The Department of Agriculture (DA) has warned of a grim future for the country’s rice farming sector unless the Rice Tariffication Law (RTL) is amended to restore stronger government control over rice importation and retail.
“I really feel that the RTL, as it is written today, will kill our rice industry. If it is not addressed, if it is not amended, it will kill the rice industry,” Agriculture Secretary Francisco Tiu Laurel said in a statement on Thursday.
The original version of the RTL, approved in 2018, liberalized the country’s rice sector and limited the National Food Authority’s (NFA) powers to keep the country’s national rice buffer stock for 15 days.
Under that law, the buffer stock was ensured by the government by buying solely from local sources to provide the staple food during emergencies, calamities or national food emergency declarations, as well as to bid out aging stocks.
The RTL mandates tariffs collected from imported rice of at least P10 billion to be directed to the Rice Competitiveness Enhancement Fund (RCEF), designed to help farmers modernize through mechanization, input subsidies and financial assistance.
The RTL was amended late last year to extend RCEF funding until 2031 and tripled its annual budget to P30 billion. However, the NFA is still restricted from importing rice to boost stock or directly sell the grain to the public.
Import ‘affecting local producers’
“Imported rice is creating a problem for local rice producers. It is eating market share, and that could force even local millers to close shop and just go into rice importation… What is important to me is the stability of the local market,” Tiu Laurel said.
He cited the department’s recent success in streamlining the importation of sugar and onions as a model that could be replicated for rice if enabled by an amended RTL. Such amendment proposes that rice imports can be limited to cover only the supply gap, plus an additional two to three months of buffer stock, or equivalent to roughly 750,000 to 1 million metric tons (MT) annually.

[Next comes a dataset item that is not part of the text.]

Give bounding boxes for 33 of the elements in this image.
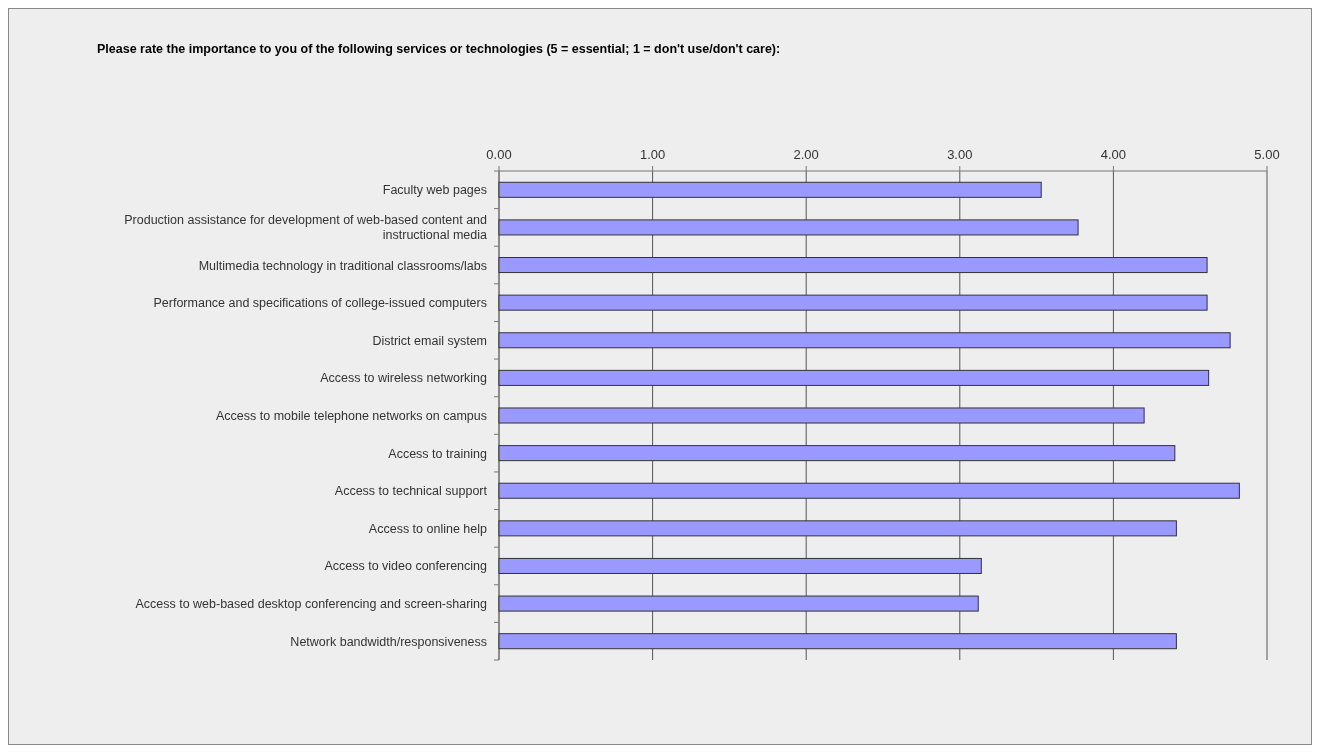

Based on the latest data from the Bureau of Plant Industry, as of July 10, 2025, the Philippines has imported a total of 2.3 million MT of rice, the bulk of which, or 1.76 million MT equivalent to 76.5 percent, came from Vietnam.
The DA reiterated that such policy shift needs backing for the proposed Rice Industry and Consumer Empowerment (RICE) Act to take effect. The Act aims to restore the NFA’s regulatory powers, as well as authorize the Agriculture department to restrict imports, particularly during the harvest season and allow the government to set a floor price for palay.
Tiu Laurel added that he plans to meet with other congressional leaders, including Senate President Francis Escudero and the chairpersons of the agriculture committees in both the Senate and the House, to rally support for amending the RTL.
H1 palay/corn harvests up
In a separate development, the DA secretary cited the latest data from the Philippine Statistics Authority (PSA) showing higher palay and corn harvests in the first half of 2025, driven by stronger second-quarter output due to improved weather and sustained government support.
The DA quoted the latest PSA data showing palay production in the country for the first half of the year reached 9.08 million MT, up by 6.4 percent from 8.53 million MT in the same period last year. Total area planted to palay grew by 2.7 percent to 2.12 million hectares as farmers maximized increased rainfall in rainfed areas.
Meanwhile, the agency said that corn production saw a 5.2 percent year-on-year increase to 3.9 million MT in the first half of the year despite the narrower total area planted to corn at 1.049 million hectares, compared with 1.052 million hectares a year earlier.
‘Hope for a better year’
“Palay and corn production for the January–June semester gives us hope for a better year for agriculture despite the challenges we now face… Mother Nature permitting, and with the help of President Ferdinand Marcos Jr. and lawmakers, we are cautiously optimistic that we could post a record harvest this year,” Tiu Laurel further said.
The department is targeting palay production this year to reach a record high 20.46 million MT. Last year, the country only produced a total of 19.09 million MT of palay due to alternating El Niño-induced drought and La Niña-related flooding.
The previous record highest output for local palay was in 2023 when it reached 20.06 million MT.